Le langage de l'amour

Par Anna Patton (traduction : Sébastien Vannier)

« C’est là que tout a commencé. Sur un malentendu. Quand tu dis „invité“, je comprends que tu veux me dire que je peux rester chez toi. Une semaine plus tard, je devais quitter l’appartement de mon propriétaire chinois », La politesse anglaise (en disant inconsciemment « sois mon invité » ) a été à l’origine de tensions dans la relation avec une jeune fille chinoise dans le roman de Xiaolu Guo „ Mini – dictionnaire anglo-chinois pour amoureux“. Cette scène est typique d’une relation composée de malentendus et de mauvaise communication.

Si quelqu’un peut dire qu’il s’y connaît dans le flirt avec quelqu’un d’une autre langue maternelle, c’est bien nous, la génération Erasmus. Aujourd’hui, alors que nous pensons être meilleur dans la maîtrise des langues étrangères, certaines choses ne peuvent tout simplement pas être traduites.

Les dégâts peuvent être sérieux, je ne le sais que trop bien. Quand un Français intéressé m’a dit : « tu as de petits yeux », j’ai été tellement choquée que j’ai bien failli lui en mettre une sur son gros nez. Mais en fait, je me suis aperçu qu’il ne faisait pas de commentaires sur des parties de mon corps atrophiées. « Avoir de petits yeux » en français veut simplement dire : « avoir l’air fatigué ». Le temps que je m’en rende compte, il était déjà trop tard. Mon ami irlandais, Eddie, épris de sa nouvelle chica colombienne, lui a récemment dit au téléphone combien il voudrait la tenir dans ses bras. Malheureusement, son espagnol n’est pas au top et ce qu’il a finalement dit était : « Je voudrais te mettre enceinte ». Il lui a fallu un peu de temps pour la convaincre que, non, promis, il ne voulait pas aussi urgemment un enfant.

Parfois, les barrières de la langue font leur apparition avant même qu’on puisse avoir été mis au courant. Une amie hollandaise s’approche d’un anglais dans un bar pour lui demander une cigarette, rien de plus normal. Ne sachant pas le mot anglais pour une roulée, elle a utilisé le mot hollandais à la place. Evidemment il est presque tombé de sa chaise lorsqu’elle a demandé : « Est-ce que tu veux tirer un coup » (Si a shag veut dire tabac à rouler, to shag est donc un plus direct !)

J’ai l’impression qu’il y a quelques phrases qui existent juste pour piéger les amoureux naïfs et les Français sont sûrement les champions quand il s’agit de créer honte et humiliation à cause de leur langue. Comment les étrangers sont-ils censés savoir qu’il y a une différence entre « un baiser » (un nom innocent) et « baiser » (un verbe beaucoup moins innocent), Il y a ensuite tous ces sous-entendus qui vous rattrapent : plus jamais, je ne ferai mention de mon animal de compagnie félin féminin en public.

Evidemment la barrière de la langue n’est pas seulement douloureuse, elle rend également les choses intéressantes.

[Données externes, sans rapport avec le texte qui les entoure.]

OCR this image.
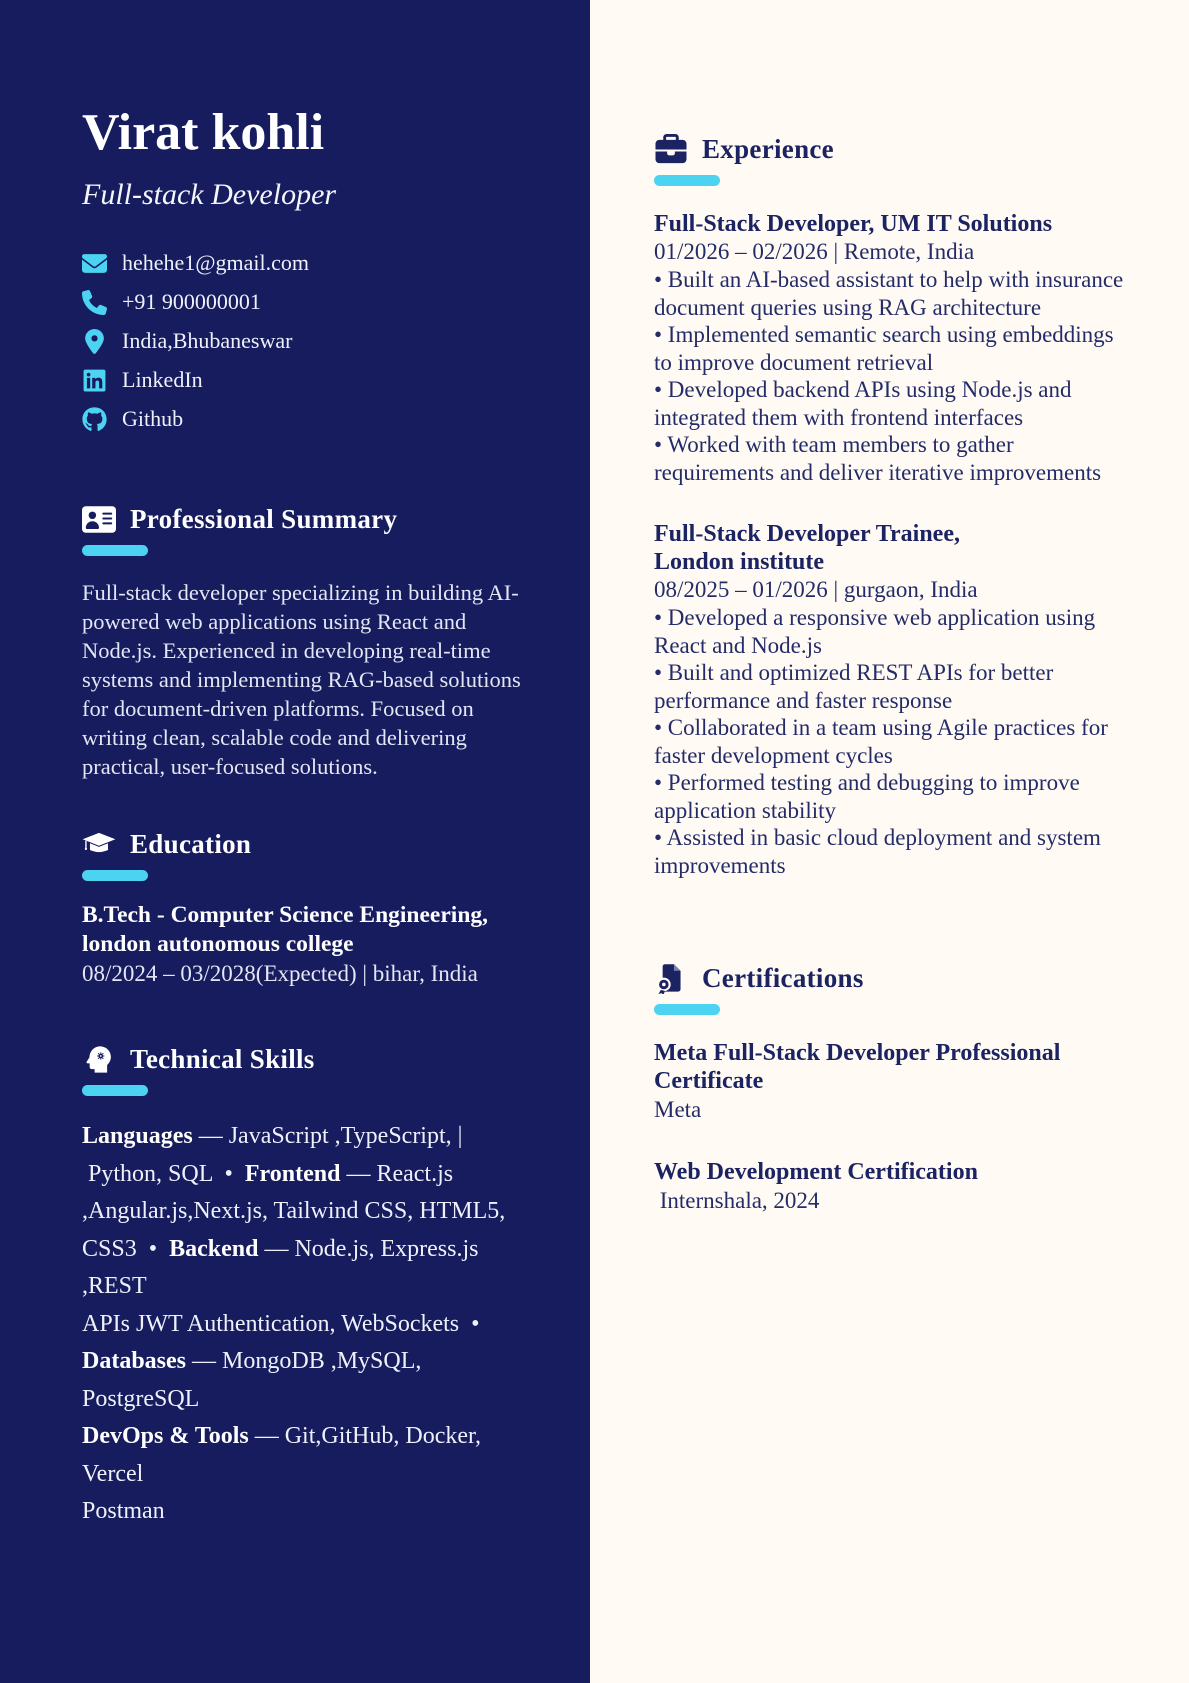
Virat kohli
Full-stack Developer
hehehe1@gmail.com
+91 900000001
India,Bhubaneswar
LinkedIn
Github
Professional Summary

Full-stack developer specializing in building AI-powered web applications using React and Node.js. Experienced in developing real-time systems and implementing RAG-based solutions for document-driven platforms. Focused on writing clean, scalable code and delivering practical, user-focused solutions.

Education
B.Tech - Computer Science Engineering,
london autonomous college
08/2024 – 03/2028(Expected) | bihar, India
Technical Skills
Languages — JavaScript ,TypeScript, |
Python, SQL  •  Frontend — React.js
,Angular.js,Next.js, Tailwind CSS, HTML5,
CSS3  •  Backend — Node.js, Express.js ,REST
APIs JWT Authentication, WebSockets  •
Databases — MongoDB ,MySQL, PostgreSQL
DevOps & Tools — Git,GitHub, Docker, Vercel
Postman
Experience
Full-Stack Developer, UM IT Solutions
01/2026 – 02/2026 | Remote, India

• Built an AI-based assistant to help with insurance document queries using RAG architecture

• Implemented semantic search using embeddings to improve document retrieval

• Developed backend APIs using Node.js and integrated them with frontend interfaces

• Worked with team members to gather requirements and deliver iterative improvements

Full-Stack Developer Trainee,
London institute
08/2025 – 01/2026 | gurgaon, India

• Developed a responsive web application using React and Node.js

• Built and optimized REST APIs for better performance and faster response

• Collaborated in a team using Agile practices for faster development cycles

• Performed testing and debugging to improve application stability

• Assisted in basic cloud deployment and system improvements

Certifications
Meta Full-Stack Developer Professional Certificate
Meta
Web Development Certification
Internshala, 2024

Un accent sexy et une touche d’exotisme peuvent transformer n’importe quel looser en Don Juan. Et avec tous ces nouveaux mots à apprendre, cela fait beaucoup de sujets de conversation. Le fait de ne pas partager la même langue oblige également à se restreindre à des choses simples : pas de méga-analyse, pas non plus LA discussion sur l’avenir de la relation (est-ce pour cela que les hommes sont toujours en quête de filles étrangères ?). D’un autre côté, si il faut toujours au moins une minute pour formuler une phrase, on peut se demander à quel point la relation pourra etre spontanée. Faire des blagues est tout à fait vain. Quant à essayer de négocier, ce n’est pas la peine d’y penser. Le jour où tu arriveras à crier sur quelqu’un dans une langue étrangère tout en lui lançant des assiettes en pleine figure, tu seras bilingue depuis très longtemps.

Finalement, comme nous le savons tous désormais, hommes et femmes, habitants de différentes planètes – de différents pays en tout cas - ne parlent pas la même langue. Avec tout cela accumulé contre eux, n’est-ce pas un miracle que certains couples hétérosexuels et binationaux s’en sortent quand même ?

mercredi, 9/04/2008

Pourquoi les Allemands ne draguent pas

Je vis depuis un an en Allemagne. Pourtant les quelques mots injurieux imbibés d’alcool que j’ai reçus un soir sont à peu près la seule expérience qui aurait pu ressembler à une tentative d’approche. J’espère seulement qu’il ne s’agissait pas initialement d’une technique de drague.
par Anna Patton (traduction: Sébastien Vannier)

Evidemment je serais prête à reconnaître que le problème vient de moi. En effet, je ne suis pas Angelina Jolie et je n’ai même pas de soutien-gorge rembourré. J’ai vraiment cru que c’était de ma faute. Jusqu’à ce que je me rende compte que je n’étais pas la seule à subir ce genre d’indifférence totale envers les charmes féminins.

Il apparaît même que, toutes les filles que je connais à Berlin souffrent du même désintérêt. Fiona qui habite depuis deux ans ici, n’était pas du tout surprise quand je lui ai fait part du fait qu’il était très difficile de rencontrer des hommes à Berlin : « C’est vrai – tu dois plus t’imposer – les Allemands ne font jamais le premier pas ». Carola m’a raconté qu’elle n’avait pas encore été dragué par un Allemand de toute sa vie : elle est Berlinoise. Les hommes ici ne tentent tout simplement pas de s’approcher.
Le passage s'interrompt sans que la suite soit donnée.